The frenzy: People love this story so much that even a hint the investigation might not be dead has brought amateur investigators and regular devotees out in force. According to the Post-Intelligencer, "By Monday morning, the whirlwind that forms whenever the FBI publicly discusses Cooper brought the agency more than 100 media calls." Amateur detective forums such as WebSleuths have lit up with the new details, and thousands of news outlets have picked up the story. But Houston Press blogger Pete Vonder Haar contends, via a Pearl Jam anecdote, that the frenzy is outdated and inappropriate:
I went to Lollapalooza in 1992, when Pearl Jam was the second act. During their set, a dude hopped up on stage, dodged security and ran through the band to dive off the opposite side. When the cops inevitably descended upon the kid, Eddie Vedder stopped the show and said, "No, you don't get it: If he makes it from there, across the stage, to there, without you catching him...he wins."
If Cooper survived the jump -- and that's a mighty big if, I grant you -- it means he's been eluding capture for four decades. In other words, he wins.
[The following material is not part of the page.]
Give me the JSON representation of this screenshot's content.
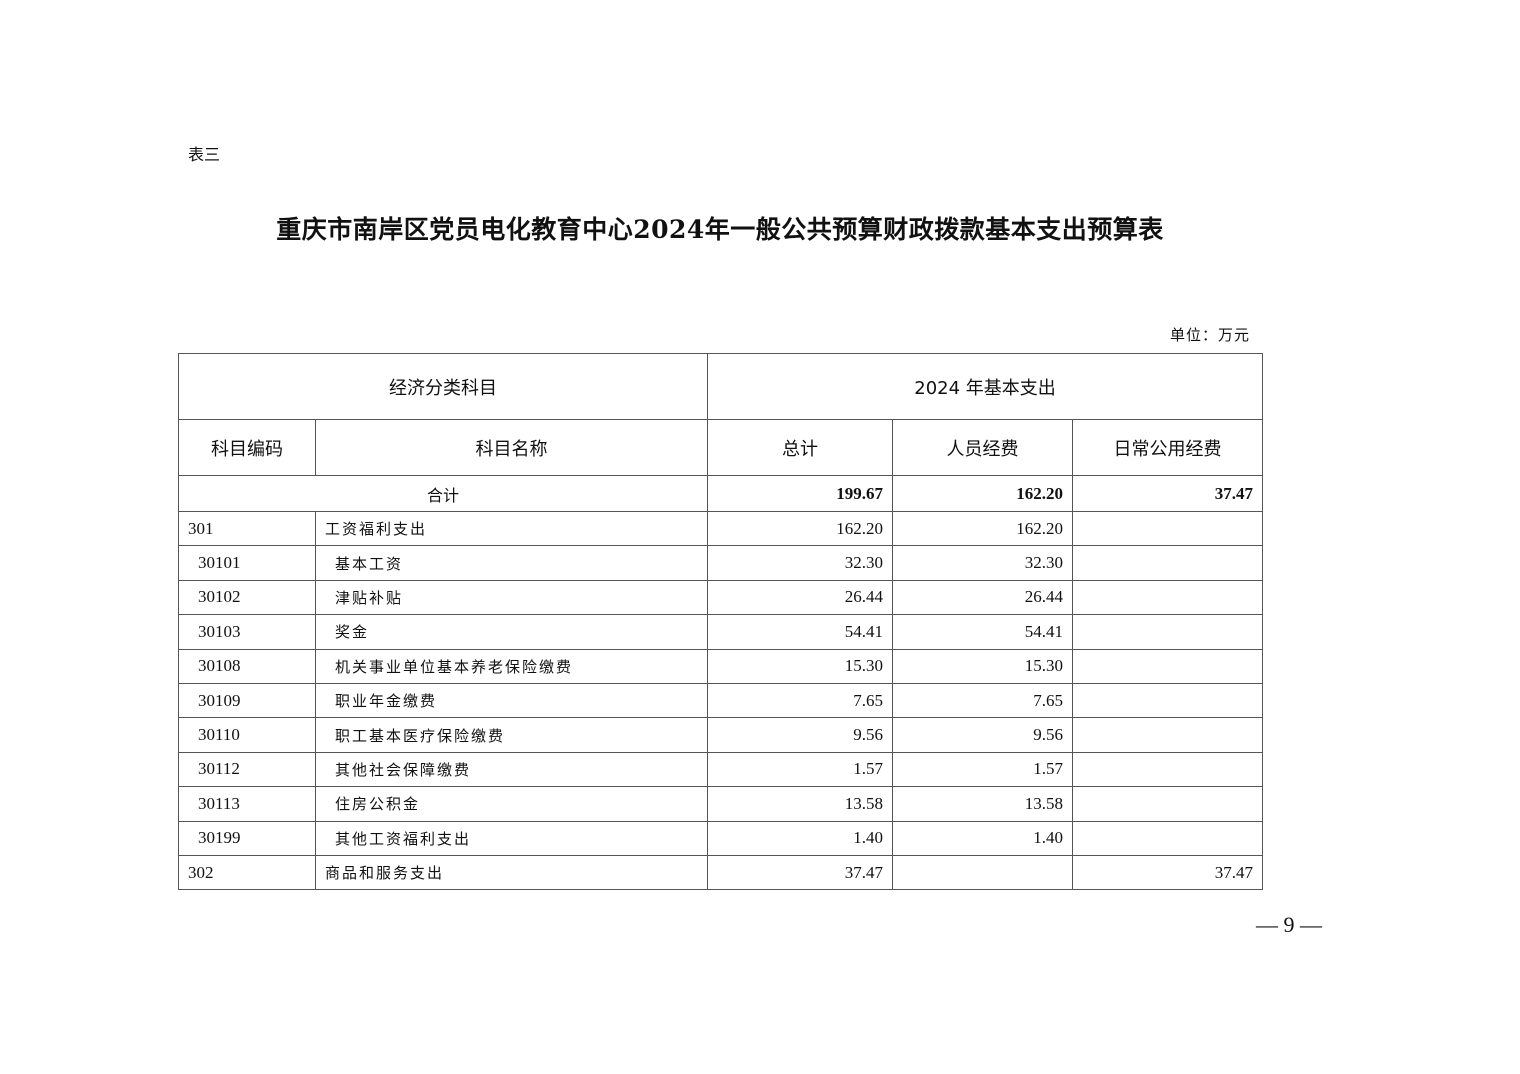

If the suspect is who the FBI thinks it is, he's already won by running out the clock.
*Since this story ran, Robert Blevins, co-author of Into the Blast: The True Story of D.B. Cooper, wrote to say that the detail of Cooper's cigarette butts had been misreported by the Daily Mail, which is linked in our text. In fact, Blevins said, the F.B.I. has lost the butts. A story last night on The Daily Beast supports that claim.